Upside: searchable for text (but only exact text); can be otherwise manipulated for personal use e.g. adding comments, color-emphasis, etc.; also be usable on Apple OS as well as Windows OS;
Downside: lacking the menu-buttons to call up commentary and sub-commentary texts.

Further, could use a GREP-type (unix) function to search multiple files-directories at once. (I have a WGREP app running on WIndows, but it’s from the 1990’s, doesn’t deal nicely with file-directory names > 8 chars long. Could work with a cloned directory-file structure of the CST – as described above – using 8-char, uppercase (coded) names.)

If this (CST -> MSWord files) would duplicate some already given capability, please let me know – to save time & effort.

You can, of course, do a search across the Pali canon on SuttaCentral. Use * for wildcards. But it seems like you want to do this for a set of Word documents? There you’ve lost me, I’m afraid.

I keep copies of the Pali texts locally as HTML/XML files. To do much specific kinds of search, for example regexes, I usually just use my favorite text editor, Sublime Text. It allows you to search across multiple nested folders. You can install it across platform for free.

For very powerful and flexible searches, nothing beats the command line, but I find that I rarely have to use it for this.

Thanks for replying, Bhante.

To clarify: Looking to search for Pali words in the Canon – with options to search all,
or, e.g., just Nikiyas,
or, e.g., just Digha Nikiya,

and capture the results to a file (for study, and for manipulation – culling, extracting, etc.).

(The super-search would be, as above, AND with wildcards (pattern-matching, as in the ultimate string manipulating prog. lang. SNOBOL), AND given a word root/stem, find all inflected forms, or some specifiable sub-set… One can always dream…)

Using MSWord documents (could as well be OpenOffice files) is just because that’s the one way I’ve found to capture and search Pali from CST 4.0, and can be used on Apple OS as well as Windows. (And I prefer to work off-line, or at least have that capability.)

So, next is to check out SuttaCentral searching…

By CST 4.0 I assume you’re referring to the app released by VRI, yes? Doesn’t that have search?

On SC we currently don’t have the ability to filter search by collection, but it is on our 2-do list.

If it’s of any help, here’s the VRI text in plain text files. Many text editors—I mentioned Sublime Text above—will support search across multiple files and folders.

pali_canon.7z (3.5 MB)

1 Like

Yes, Chaṭṭha Saṅgāyana Tipitaka Version 4.0 (CST4) at http://www.tipitaka.org/cst4, that runs only on Windows platforms. It has search only by selecting one or more from the list of whole collections (nikiya, abhidhamma, etc.).
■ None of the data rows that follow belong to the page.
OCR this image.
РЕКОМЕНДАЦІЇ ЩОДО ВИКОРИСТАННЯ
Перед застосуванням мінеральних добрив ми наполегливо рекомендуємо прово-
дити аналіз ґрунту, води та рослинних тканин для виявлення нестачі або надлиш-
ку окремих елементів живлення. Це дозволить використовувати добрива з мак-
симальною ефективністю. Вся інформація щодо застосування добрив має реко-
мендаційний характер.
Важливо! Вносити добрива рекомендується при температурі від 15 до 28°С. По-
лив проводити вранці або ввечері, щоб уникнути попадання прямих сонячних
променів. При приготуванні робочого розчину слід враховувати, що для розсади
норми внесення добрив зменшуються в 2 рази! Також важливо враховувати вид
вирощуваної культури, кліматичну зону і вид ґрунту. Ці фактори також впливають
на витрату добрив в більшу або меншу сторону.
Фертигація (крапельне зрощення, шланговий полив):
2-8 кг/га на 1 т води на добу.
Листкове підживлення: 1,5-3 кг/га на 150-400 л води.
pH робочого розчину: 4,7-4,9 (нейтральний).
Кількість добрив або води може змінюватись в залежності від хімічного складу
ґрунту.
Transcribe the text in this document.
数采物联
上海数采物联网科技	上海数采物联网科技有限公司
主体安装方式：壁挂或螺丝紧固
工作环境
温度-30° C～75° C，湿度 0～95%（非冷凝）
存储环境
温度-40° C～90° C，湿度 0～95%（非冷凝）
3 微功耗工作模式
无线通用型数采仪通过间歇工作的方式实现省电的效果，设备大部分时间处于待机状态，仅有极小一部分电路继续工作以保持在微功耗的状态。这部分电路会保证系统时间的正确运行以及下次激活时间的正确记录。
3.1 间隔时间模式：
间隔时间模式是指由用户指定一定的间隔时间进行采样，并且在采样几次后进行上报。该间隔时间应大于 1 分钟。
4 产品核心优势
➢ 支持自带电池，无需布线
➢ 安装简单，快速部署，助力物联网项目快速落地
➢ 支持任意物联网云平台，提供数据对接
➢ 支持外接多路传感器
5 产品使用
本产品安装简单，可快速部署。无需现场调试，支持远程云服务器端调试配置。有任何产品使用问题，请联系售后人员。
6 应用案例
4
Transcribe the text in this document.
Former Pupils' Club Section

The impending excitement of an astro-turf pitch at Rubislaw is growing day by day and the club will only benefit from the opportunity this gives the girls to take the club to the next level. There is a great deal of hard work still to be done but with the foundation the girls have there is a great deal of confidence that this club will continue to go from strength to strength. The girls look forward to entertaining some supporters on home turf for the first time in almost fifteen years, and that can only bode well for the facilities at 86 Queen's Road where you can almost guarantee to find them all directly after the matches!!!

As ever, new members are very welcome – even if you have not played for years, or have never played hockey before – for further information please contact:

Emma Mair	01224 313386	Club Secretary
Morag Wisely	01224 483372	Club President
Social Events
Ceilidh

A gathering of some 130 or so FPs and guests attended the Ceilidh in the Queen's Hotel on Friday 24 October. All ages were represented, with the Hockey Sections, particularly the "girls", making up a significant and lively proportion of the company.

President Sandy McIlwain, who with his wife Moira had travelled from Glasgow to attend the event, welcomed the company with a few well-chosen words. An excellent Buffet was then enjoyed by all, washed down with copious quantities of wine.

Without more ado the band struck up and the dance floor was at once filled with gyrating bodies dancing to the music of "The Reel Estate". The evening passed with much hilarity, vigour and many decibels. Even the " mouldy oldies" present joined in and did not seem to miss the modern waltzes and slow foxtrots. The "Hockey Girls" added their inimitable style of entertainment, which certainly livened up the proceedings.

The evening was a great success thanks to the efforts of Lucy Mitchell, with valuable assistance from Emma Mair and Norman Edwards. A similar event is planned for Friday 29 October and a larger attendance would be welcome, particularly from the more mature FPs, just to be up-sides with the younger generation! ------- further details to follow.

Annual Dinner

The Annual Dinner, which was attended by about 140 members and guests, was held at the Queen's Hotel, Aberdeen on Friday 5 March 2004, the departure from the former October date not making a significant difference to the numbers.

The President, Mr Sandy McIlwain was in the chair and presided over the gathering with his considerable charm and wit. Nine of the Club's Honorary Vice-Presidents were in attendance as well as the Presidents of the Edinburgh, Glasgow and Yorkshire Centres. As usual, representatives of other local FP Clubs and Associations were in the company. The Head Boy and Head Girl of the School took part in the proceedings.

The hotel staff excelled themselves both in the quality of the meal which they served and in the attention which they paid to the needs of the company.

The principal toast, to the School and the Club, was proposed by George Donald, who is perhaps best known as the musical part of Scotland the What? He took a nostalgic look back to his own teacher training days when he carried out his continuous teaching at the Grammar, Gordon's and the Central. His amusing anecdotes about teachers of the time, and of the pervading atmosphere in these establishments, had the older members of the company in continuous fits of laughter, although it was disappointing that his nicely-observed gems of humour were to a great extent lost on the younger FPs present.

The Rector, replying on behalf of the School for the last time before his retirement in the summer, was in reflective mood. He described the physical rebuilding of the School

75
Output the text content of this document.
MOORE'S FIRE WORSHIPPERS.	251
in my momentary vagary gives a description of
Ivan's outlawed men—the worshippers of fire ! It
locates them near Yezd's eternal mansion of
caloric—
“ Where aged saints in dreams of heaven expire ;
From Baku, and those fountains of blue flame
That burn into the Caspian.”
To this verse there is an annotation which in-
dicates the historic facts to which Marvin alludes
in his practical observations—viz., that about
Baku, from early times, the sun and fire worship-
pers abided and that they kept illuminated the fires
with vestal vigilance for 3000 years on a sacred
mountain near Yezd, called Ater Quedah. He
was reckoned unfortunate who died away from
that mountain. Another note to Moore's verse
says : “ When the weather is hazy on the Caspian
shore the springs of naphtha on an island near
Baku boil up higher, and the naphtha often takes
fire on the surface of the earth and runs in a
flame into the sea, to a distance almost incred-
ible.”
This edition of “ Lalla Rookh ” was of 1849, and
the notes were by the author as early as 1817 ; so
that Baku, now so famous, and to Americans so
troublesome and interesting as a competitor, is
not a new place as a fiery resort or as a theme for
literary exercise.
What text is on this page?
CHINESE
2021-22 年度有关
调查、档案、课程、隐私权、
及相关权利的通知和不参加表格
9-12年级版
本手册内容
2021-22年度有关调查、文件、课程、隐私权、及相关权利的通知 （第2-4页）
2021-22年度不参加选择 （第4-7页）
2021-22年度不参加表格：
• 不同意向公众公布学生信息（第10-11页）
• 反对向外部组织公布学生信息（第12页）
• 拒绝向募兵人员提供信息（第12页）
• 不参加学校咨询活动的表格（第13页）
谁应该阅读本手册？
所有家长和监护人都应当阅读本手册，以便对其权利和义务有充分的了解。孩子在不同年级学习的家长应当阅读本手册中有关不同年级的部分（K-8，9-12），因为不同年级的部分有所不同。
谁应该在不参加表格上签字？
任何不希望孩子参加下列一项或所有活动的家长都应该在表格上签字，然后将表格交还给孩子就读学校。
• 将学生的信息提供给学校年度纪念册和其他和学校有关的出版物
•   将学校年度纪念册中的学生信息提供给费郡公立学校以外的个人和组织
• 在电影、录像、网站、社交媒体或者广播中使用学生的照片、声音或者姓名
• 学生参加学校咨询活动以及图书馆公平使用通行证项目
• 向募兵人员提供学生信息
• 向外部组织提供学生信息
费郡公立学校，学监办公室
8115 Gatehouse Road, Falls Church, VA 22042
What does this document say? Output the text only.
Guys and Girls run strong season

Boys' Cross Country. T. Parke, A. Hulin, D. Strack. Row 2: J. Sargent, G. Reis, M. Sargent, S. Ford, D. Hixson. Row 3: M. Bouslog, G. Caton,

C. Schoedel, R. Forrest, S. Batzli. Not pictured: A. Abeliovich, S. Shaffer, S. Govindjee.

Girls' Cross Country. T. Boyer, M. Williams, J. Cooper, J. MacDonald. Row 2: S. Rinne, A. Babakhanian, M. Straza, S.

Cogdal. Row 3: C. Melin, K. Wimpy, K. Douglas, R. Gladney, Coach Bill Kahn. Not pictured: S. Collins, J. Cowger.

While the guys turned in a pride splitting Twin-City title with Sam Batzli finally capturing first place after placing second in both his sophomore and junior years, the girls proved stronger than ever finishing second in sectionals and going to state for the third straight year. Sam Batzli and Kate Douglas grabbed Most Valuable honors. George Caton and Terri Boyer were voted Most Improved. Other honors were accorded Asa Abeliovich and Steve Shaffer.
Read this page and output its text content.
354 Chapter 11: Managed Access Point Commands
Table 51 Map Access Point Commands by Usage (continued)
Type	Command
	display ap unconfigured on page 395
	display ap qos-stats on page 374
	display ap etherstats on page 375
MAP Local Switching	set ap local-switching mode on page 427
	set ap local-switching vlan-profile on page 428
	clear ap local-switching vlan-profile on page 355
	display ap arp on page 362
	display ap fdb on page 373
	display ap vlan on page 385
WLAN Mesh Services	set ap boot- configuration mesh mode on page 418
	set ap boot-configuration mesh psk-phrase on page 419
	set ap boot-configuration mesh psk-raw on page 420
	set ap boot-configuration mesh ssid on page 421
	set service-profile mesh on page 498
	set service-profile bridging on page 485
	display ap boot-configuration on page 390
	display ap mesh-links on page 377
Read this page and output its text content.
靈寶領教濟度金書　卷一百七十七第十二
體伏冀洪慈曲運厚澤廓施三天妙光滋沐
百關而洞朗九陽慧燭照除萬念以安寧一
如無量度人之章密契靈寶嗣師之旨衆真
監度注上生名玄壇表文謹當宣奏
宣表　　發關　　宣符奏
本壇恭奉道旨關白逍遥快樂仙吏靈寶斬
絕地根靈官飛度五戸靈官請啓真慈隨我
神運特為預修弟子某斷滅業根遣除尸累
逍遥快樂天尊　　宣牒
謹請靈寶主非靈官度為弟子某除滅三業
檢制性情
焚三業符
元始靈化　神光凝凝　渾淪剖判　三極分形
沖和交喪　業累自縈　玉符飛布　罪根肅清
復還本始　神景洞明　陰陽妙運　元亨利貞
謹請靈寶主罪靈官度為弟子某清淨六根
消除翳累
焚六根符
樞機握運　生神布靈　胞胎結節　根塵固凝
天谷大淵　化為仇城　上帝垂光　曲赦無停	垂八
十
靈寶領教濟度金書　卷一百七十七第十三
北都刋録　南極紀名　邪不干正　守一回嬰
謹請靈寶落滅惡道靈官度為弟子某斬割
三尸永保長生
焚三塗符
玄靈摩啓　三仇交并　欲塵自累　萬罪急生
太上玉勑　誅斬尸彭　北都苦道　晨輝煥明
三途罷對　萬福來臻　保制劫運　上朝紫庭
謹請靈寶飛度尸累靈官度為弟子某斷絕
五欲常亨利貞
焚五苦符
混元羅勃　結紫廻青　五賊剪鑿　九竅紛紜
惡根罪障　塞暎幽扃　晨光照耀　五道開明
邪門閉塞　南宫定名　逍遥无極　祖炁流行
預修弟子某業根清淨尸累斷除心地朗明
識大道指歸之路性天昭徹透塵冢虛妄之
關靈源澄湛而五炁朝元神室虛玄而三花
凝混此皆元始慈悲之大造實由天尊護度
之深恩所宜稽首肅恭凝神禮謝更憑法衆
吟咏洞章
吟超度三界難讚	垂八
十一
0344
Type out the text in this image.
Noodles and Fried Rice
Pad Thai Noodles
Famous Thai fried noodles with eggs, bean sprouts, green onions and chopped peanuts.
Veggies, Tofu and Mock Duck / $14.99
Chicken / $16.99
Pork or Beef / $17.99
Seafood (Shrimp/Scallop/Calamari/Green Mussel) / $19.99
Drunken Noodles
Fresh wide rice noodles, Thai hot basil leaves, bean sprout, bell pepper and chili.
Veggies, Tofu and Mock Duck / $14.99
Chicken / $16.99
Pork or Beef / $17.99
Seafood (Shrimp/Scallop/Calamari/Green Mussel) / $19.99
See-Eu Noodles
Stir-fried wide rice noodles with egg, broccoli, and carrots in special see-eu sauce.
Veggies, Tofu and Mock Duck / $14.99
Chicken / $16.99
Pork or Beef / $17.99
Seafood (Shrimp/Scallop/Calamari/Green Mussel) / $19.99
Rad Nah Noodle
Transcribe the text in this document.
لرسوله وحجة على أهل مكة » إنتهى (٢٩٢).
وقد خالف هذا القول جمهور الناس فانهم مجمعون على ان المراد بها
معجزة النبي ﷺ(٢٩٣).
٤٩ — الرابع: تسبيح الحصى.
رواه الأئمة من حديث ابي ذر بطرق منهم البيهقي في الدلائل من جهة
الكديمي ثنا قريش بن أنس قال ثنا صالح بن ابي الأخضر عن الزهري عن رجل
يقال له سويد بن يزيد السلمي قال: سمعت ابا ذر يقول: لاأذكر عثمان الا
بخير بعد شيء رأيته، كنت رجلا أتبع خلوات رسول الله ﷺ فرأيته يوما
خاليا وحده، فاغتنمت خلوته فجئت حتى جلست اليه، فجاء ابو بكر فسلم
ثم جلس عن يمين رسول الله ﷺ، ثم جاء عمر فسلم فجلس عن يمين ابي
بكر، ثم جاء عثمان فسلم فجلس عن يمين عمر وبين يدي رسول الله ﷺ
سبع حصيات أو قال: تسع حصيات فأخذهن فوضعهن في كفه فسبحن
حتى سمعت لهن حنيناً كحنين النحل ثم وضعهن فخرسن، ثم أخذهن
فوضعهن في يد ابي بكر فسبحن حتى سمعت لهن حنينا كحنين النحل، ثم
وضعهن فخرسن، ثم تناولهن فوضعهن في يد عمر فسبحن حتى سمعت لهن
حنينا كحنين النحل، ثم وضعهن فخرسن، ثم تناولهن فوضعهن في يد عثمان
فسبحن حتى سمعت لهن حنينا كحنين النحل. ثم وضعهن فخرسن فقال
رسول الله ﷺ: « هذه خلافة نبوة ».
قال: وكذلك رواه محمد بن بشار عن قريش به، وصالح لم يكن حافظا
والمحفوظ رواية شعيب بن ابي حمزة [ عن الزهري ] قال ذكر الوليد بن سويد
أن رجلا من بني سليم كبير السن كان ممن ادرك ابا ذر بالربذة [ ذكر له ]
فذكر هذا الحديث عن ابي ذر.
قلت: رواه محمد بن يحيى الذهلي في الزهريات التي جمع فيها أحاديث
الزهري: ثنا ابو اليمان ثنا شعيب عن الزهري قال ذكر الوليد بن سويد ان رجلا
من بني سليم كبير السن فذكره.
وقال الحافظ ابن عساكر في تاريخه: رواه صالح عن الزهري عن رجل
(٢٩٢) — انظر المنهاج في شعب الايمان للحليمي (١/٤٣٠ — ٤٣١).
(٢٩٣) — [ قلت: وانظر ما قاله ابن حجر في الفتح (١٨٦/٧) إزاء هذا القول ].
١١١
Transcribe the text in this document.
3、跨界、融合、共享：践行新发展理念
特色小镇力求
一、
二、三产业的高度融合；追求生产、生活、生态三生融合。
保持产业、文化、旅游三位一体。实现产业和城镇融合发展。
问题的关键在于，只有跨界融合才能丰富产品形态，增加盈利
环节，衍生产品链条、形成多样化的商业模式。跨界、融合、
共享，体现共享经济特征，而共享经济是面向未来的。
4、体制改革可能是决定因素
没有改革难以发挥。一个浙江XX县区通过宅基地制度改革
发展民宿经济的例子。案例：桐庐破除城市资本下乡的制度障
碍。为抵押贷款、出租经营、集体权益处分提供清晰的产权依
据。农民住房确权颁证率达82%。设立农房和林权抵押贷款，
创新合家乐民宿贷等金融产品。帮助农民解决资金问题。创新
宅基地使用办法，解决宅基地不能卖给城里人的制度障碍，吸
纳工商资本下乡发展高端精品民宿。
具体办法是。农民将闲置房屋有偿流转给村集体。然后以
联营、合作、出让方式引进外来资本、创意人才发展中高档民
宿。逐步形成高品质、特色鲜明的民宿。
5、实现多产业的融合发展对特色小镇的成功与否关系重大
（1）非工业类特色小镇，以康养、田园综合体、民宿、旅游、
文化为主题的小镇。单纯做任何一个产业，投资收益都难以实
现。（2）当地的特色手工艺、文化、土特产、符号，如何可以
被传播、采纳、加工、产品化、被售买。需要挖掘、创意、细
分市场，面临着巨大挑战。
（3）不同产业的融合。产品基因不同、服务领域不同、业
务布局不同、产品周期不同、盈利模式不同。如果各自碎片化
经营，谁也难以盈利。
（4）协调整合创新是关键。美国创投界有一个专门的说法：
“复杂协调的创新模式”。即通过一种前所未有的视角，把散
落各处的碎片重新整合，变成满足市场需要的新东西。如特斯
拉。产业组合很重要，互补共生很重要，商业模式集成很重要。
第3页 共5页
I’ve tried it a couple of times, and gave up on it.

Thanks, “pali_canon.7z (3.5 MB)” I was able to download, and unzip on Apple. Looks like fewer collections than in CST 4.0 – perhaps not having the commentaries, subcommentaries? vism? Will give it a whirl (take a closer look).

Also downloaded Sublime Text – see if I can still handle what looks like a geek-level editor (I did 30+years software, but not for the past 16 years, and that world has changed beyond recognition since – anicca in the face.)

I left out the later texts, let me know if you want them.

Sublime Text is so good, it actually lives up to its name.

Wildcards are just a small variant of regular expressions. GNU Grep should be able to handle all the string matching, and of course it can do recursive searches too, using the “-r” flag. Just make sure you are using the “-E” flag to enable POSIX Extended Regular Expressions.

If you are using Windows rather than Linux or BSD, the command line environment will not be as rich. However, you can download Cygwin to get a Linux-like command line environment that includes all the standard utilities including GNU Grep.

1 Like